The Prince Consort - Live - musicOMH
The evening was rounded off by the world première (yes, another one!) of Hough's song cycle Other Love Songs, a collection of texts by authors including Julian of Norwich, Langston Hughes and A.E. Housman, which had been commissioned by the final performers of the evening, the Prince Consort. Written for various combinations of soprano, mezzo-soprano, tenor and baritone, the piano part is for three hands at one piano - a reflection, said Hough, of the fact that none of the texts he chose is about conventional love between a man and a woman.
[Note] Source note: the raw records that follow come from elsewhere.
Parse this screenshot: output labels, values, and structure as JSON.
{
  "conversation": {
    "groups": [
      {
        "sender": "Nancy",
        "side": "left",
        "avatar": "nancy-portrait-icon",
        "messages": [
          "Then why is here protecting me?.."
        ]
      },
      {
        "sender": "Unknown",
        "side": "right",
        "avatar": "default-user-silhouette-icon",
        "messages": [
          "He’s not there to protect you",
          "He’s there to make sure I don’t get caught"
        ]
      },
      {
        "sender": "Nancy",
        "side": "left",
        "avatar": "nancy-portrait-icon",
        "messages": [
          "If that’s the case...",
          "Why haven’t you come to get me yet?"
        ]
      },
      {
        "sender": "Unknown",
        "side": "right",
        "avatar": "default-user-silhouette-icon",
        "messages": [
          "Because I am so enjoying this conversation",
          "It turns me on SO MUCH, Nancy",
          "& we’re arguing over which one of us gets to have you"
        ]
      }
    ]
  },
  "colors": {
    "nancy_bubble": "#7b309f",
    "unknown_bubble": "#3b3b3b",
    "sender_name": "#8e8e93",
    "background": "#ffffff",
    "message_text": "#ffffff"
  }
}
Other Love Songs was commissioned so that it could be put between Brahms's two sets of Liebesliederwälzer, and, put simply, it is a work fully deserving of the recognition and praise accorded to those sets of songs. It's a beautiful work, but not one that casts love only in rose-tinted, warm, caring tones - there are outbursts of extreme passion, not least in ‘The Colour of His Hair', a Housman poem commonly thought to refer to Oscar Wilde's imprisonment for homosexuality, which Hough sets as a violent sea shanty, reflecting the anger of a village mob up in arms against an outsider in its midst.
This and other stronger moments are tempered by intimate settings of Langston Hughes and, particularly, of the episode in St John's Gospel where Jesus asks Peter three times ‘Do you love me?', the message being that the love that God shows is open to all and unconditional.
Other Love Songs is a thrilling addition to its genre, and I do hope it will be taken up and performed more widely - the Prince Consort are already giving it dedicated advocacy, and their recording of the work (sandwiched by the two aforementioned Brahms sets) is available now. On the basis of tonight's performance, I heartily recommend it.